Soucieux de développer leurs affaires et de concurrencer les Portugais, les Hollandais (Orandajin) surent tirer profit de cette période troublée : malgré la politique officielle de Tokugawa, opposé à toute influence étrangère, ils s'attirèrent les bonnes faveurs du pouvoir en ne s'intéressant qu'au commerce, allant jusqu'à ouvrir le feu sur les chrétiens lors de la rébellion de Shimabara, pour venir en aide au shōgun. Ainsi, en 1641, alors que les Portugais étaient définitivement expulsés, l'îlot artificiel de Dejima (dans la baie de Nagasaki) fut concédé à la Compagnie néerlandaise des Indes orientales comme base de commerce (cette présence dans la région est aujourd'hui commémorée via le site de Dejima qui, s'il n'est plus une île, est un musée à ciel ouvert, ou encore le site de Huis Ten Bosch, un parc à thème un peu incongru, au nord de Nagasaki, recréant les Pays-Bas à l'aide de copies grandeur nature de vieux bâtiments néerlandais). De cette date à la moitié du XIXème siècle (avant le débarquement du commodore Matthew Perry), cet endroit fut le seul contact du Japon avec le monde extérieur (depuis le XIXème siècle, le nom de sakoku a été donné à cette longue période de politique isolationniste de l'ère Edo / Tokugawa, initiée par Tokugawa Iemitsu). En 1859, Nagasaki put devenir un port libre, et la Restauration Meiji (1868 – 1912) lui permit de rapidement se tailler une réputation de place forte économique (notamment grâce aux chantiers navals).

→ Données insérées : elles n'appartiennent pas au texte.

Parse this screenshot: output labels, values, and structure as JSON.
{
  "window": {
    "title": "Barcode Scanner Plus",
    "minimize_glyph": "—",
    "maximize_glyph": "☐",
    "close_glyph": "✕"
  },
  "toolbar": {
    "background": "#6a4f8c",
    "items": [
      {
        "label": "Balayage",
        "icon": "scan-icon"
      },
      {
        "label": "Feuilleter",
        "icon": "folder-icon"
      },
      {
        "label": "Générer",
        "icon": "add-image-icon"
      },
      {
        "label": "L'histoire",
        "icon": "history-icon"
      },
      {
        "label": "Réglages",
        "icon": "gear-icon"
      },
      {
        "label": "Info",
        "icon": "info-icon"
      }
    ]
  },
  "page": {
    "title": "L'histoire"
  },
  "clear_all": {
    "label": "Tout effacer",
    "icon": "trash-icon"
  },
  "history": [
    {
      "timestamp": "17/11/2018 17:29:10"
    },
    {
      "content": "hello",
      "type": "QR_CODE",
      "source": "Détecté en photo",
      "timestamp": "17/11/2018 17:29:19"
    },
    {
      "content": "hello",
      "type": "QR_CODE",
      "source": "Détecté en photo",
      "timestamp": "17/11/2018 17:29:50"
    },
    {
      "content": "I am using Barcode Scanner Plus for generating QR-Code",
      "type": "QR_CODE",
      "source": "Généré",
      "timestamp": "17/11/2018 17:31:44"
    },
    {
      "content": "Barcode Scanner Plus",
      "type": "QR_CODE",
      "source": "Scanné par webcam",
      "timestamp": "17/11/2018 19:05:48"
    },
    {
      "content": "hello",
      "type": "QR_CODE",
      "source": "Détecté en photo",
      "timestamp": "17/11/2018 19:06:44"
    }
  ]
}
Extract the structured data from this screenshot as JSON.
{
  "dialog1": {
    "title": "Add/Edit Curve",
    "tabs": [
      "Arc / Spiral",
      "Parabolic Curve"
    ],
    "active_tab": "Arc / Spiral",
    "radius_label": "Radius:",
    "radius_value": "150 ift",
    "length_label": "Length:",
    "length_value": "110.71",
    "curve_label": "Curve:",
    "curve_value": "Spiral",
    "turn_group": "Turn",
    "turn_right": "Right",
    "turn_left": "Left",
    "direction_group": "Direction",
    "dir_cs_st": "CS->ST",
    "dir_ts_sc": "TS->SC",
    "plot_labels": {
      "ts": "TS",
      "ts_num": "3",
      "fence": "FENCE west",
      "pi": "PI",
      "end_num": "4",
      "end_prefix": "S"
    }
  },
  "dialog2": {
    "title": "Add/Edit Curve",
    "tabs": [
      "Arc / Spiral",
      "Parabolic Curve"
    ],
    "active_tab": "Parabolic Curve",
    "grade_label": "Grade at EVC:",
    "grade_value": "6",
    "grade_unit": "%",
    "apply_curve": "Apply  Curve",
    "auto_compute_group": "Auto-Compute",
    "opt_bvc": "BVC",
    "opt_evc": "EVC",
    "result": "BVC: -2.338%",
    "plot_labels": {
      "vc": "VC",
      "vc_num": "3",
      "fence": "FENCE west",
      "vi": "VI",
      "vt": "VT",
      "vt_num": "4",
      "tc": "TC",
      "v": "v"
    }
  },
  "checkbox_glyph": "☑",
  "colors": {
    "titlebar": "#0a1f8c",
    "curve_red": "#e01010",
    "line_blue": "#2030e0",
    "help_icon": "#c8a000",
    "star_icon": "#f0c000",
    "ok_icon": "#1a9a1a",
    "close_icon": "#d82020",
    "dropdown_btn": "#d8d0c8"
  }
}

Cette maison de bois occidentale de l'ère Meiji (1868 - 1912), exemple typique de l'architecture du quartier Higashiyamatemachi, fut un temps occupée par le Consulat de France à Nagasaki
Suite à cette réouverture au monde, à la fin du XIXème siècle, la ville vit affluer de nombreux Européens en quête d'exotisme. Deux œuvres célèbres, prenant comme décor la cité, ont d'ailleurs immortalisé les amours passagères d'Occidentaux avec des Japonaises : le roman « Madame Chrysanthème », de Pierre Loti, et l'opéra « Madama Butterfly », de Giacomo Puccini.
Vue vers le sud-ouest depuis le Mont Inasa : la péninsule de Nagasaki, les îles Takashima, Okinoshima, Iōjima
Nagasaki, symbole de l'horreur nucléaire
C'est le 9 août 1945, à 11h02 précisément, que le destin de la ville changea à tout jamais. Trois jours après l'explosion nucléaire au-dessus d'Hiroshima, Nagasaki, alors très active dans l'industrie nipponne de l'armement, fut touchée à son tour. Mais cette tragédie intervint presque par hasard. En effet, un ciel nuageux réduisait fortement la visibilité au-dessus de Kokura (le principal quartier de l'actuelle Kitakyūshū), la cible initialement prévue. Le pilote du bombardier B-29 américain « Bockscar », parti de Tinian (îles Mariannes du Nord), n'eut alors pas d'autre choix que de se détourner sur un objectif subsidiaire.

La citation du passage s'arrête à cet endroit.